でも、三谷幸喜の『ステキな金縛り』を見た人は、法廷劇と言っても、色んなパターンがあるんだなと、感じたことでしょう。
コメディ色が強かったり、ゴリゴリの社会派劇やミステリーだったり。
そんな法廷を舞台にした映画の特徴は、法廷にたどり着くまでのドラマに、魅力的なものが多い。そして、判決がどっちに転ぶのか、二重の楽しみが法廷劇の魅力だ。

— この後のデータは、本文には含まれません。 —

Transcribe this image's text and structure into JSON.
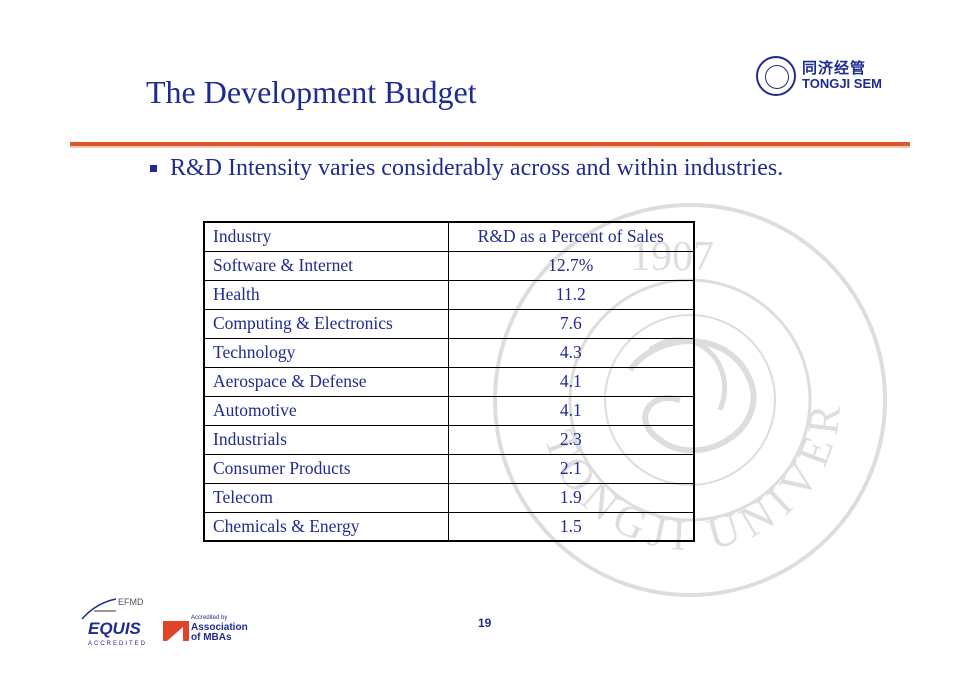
{
  "slide": {
    "title": "The Development Budget",
    "page_number": "19"
  },
  "logo": {
    "cn": "同济经管",
    "en": "TONGJI SEM"
  },
  "bullet": {
    "text": "R&D Intensity varies considerably across and within industries."
  },
  "table": {
    "headers": [
      "Industry",
      "R&D as a Percent of Sales"
    ],
    "rows": [
      [
        "Software & Internet",
        "12.7%"
      ],
      [
        "Health",
        "11.2"
      ],
      [
        "Computing & Electronics",
        "7.6"
      ],
      [
        "Technology",
        "4.3"
      ],
      [
        "Aerospace & Defense",
        "4.1"
      ],
      [
        "Automotive",
        "4.1"
      ],
      [
        "Industrials",
        "2.3"
      ],
      [
        "Consumer Products",
        "2.1"
      ],
      [
        "Telecom",
        "1.9"
      ],
      [
        "Chemicals & Energy",
        "1.5"
      ]
    ]
  },
  "footer": {
    "efmd": "EFMD",
    "equis": "EQUIS",
    "equis_accredited": "ACCREDITED",
    "amba_accredited_by": "Accredited by",
    "amba_line1": "Association",
    "amba_line2": "of MBAs"
  },
  "watermark": {
    "year": "1907",
    "arc_text": "TONGJI UNIVERSITY"
  },
  "colors": {
    "title_blue": "#1f2b8f",
    "rule_orange": "#d9572b",
    "amba_red": "#e0442b"
  }
}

そして、そこに、弁護士や検察の個性が加われば最高だ。
この映画をただのミステリー映画に終わらせていないのは、太っちょの老弁護士で、心臓病を患っているが、酒と葉巻を止められないで、いつも付添いの看護婦(エルザ・ランチェスター、この二人、実生活では本物の夫婦!)に怒られているウィルフリッドの存在が大きい。
ユーモアと風刺に富んでいて、正義感が強く機転もきく。
僕だけかも知れないが、これはクリスティ作品に登場する、灰色の頭脳を持つエルキュール・ポアロを連想せずにはいられない。
彼、ウィルフリッドは、事件を冷静に判断しながらも、依頼人の無実を晴らそうと奔走する。
心臓が悪いにも係わらず、どこまでも正義と言う思い使命に燃える弁護士像には感動を覚える。
そして、彼が事件のすべてを知った時に放つ言葉は特に印象的で、多くの人の共感を呼ぶはずだ。
この映画を見逃す手はないし、見終わった後に、誰もが映画の凄さを、良い映画とはどう言う物なのかを実感するはずだ。
映画好きな人にこそ見て欲しい、あっと驚く映画です。

○○○+○ エキストラボール

● 看護婦役のエルザ・ランチェスター、『フランケンシュタインの花嫁』では怪物の花嫁とメアリー・シェリー(小説「フランケンシュタイン」の原作者)の二役を演じていた。
また、『名探偵登場』にも出演、ミス・マープル(クリスティの小説に出てくるおばさん探偵)のパロディを演じていた。

● マレーネ・デートリッヒは『モロッコ』でハリウッド・デビューした。
このブログでも紹介した『悪魔の手毬唄』の中で、日本語字幕第一作として取り上げられていました。

● その、『悪魔の手毬唄』とは不思議な共通点がある。まず、『情婦』が作られたのが1957年だが、横溝正史が「悪魔の手毬唄」を発表したのも1957年。しかも、両作品には、あるトリックが……、おっと、この辺でやめておきましょう。